Abstract
To enhance the photoelectric conversion efficiency of smart energy acquisition systems in low-carbon parks, this study presents the development of solar panel cells with high power conversion efficiency. These cells are prepared using 1,3-dibromo-5,5-dimethylhydantoin (DBH) and diketone isoindole as donor materials, combined with non-fullerene Y6-BO and PTIC as acceptor materials. The optimal ratio, voltammetry characteristics, and carrier transfer properties of these materials are thoroughly tested. The results indicate that when Y6-BO is used as the acceptor material, the solar panel cells exhibit a higher photoelectric conversion efficiency, reaching an optimal energy conversion efficiency of 15.23%, which is 3.86% higher than when PTIC is used. This study lays a theoretical foundation for the effective conversion of photovoltaic energy in new solar panel smart energy acquisition systems in low-carbon parks.

1. Introduction
In low-carbon parks, solar energy is a primary source of electricity, with solar solar panel playing a crucial role. However, due to technological limitations, the photoelectric conversion efficiency of solar panel cells remains relatively low. Researchers and experts are striving to improve this efficiency to enhance the utilization of solar energy.
1.1 Background
Solar panel convert sunlight into electrical energy through photovoltaic effects. The efficiency of this conversion process directly affects the amount of energy that can be generated from a given area of solar panel.
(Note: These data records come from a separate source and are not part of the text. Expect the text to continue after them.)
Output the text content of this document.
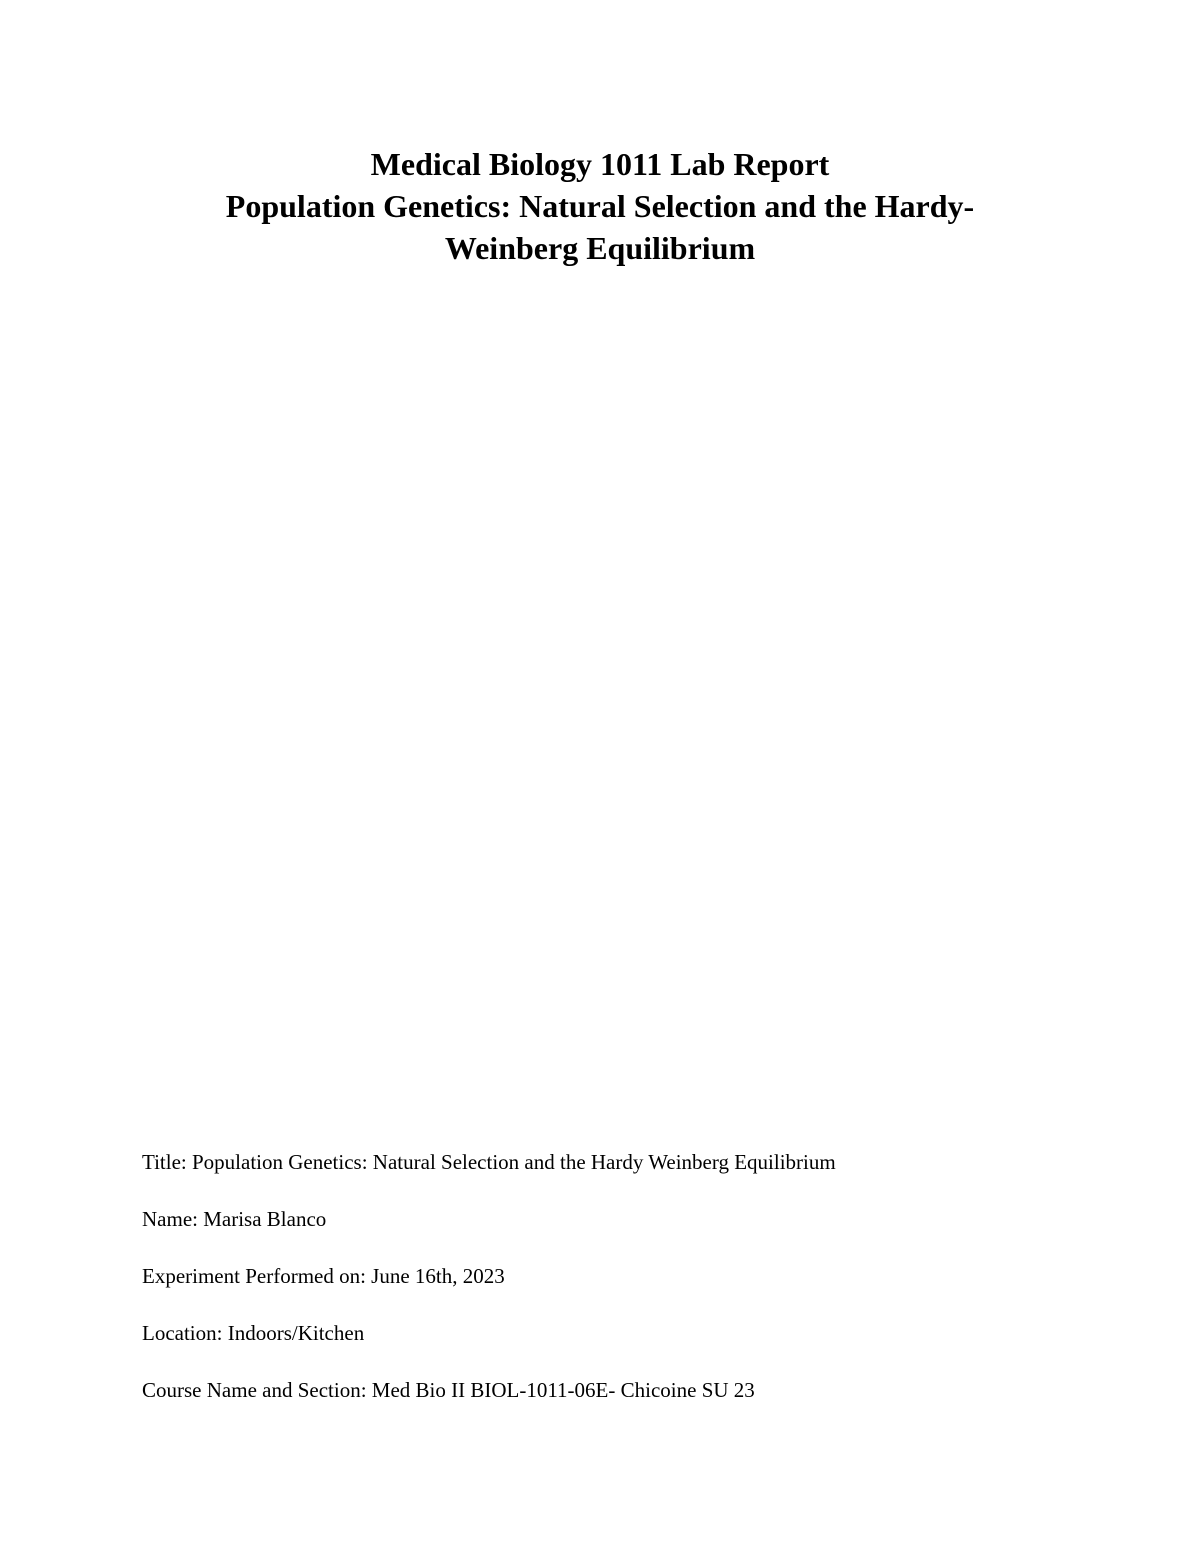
Medical Biology 1011 Lab Report
Population Genetics: Natural Selection and the Hardy-
Weinberg Equilibrium
Title: Population Genetics: Natural Selection and the Hardy Weinberg Equilibrium
Name: Marisa Blanco
Experiment Performed on: June 16th, 2023
Location: Indoors/Kitchen
Course Name and Section: Med Bio II BIOL-1011-06E- Chicoine SU 23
Currently, various materials and technologies are being explored to enhance the photoelectric conversion efficiency of solar panel cells.
1.2 Motivation
By improving the photoelectric conversion efficiency of solar panel cells, we can increase the amount of electrical energy generated from a given area of solar panel. This not only reduces the cost of solar energy but also promotes the wider application of solar energy in various fields.
1.3 Research Objectives
The primary objectives of this study are to:
- Develop high-efficiency solar panel cells using novel materials.
- Optimize the material ratio and film thickness to achieve the highest possible photoelectric conversion efficiency.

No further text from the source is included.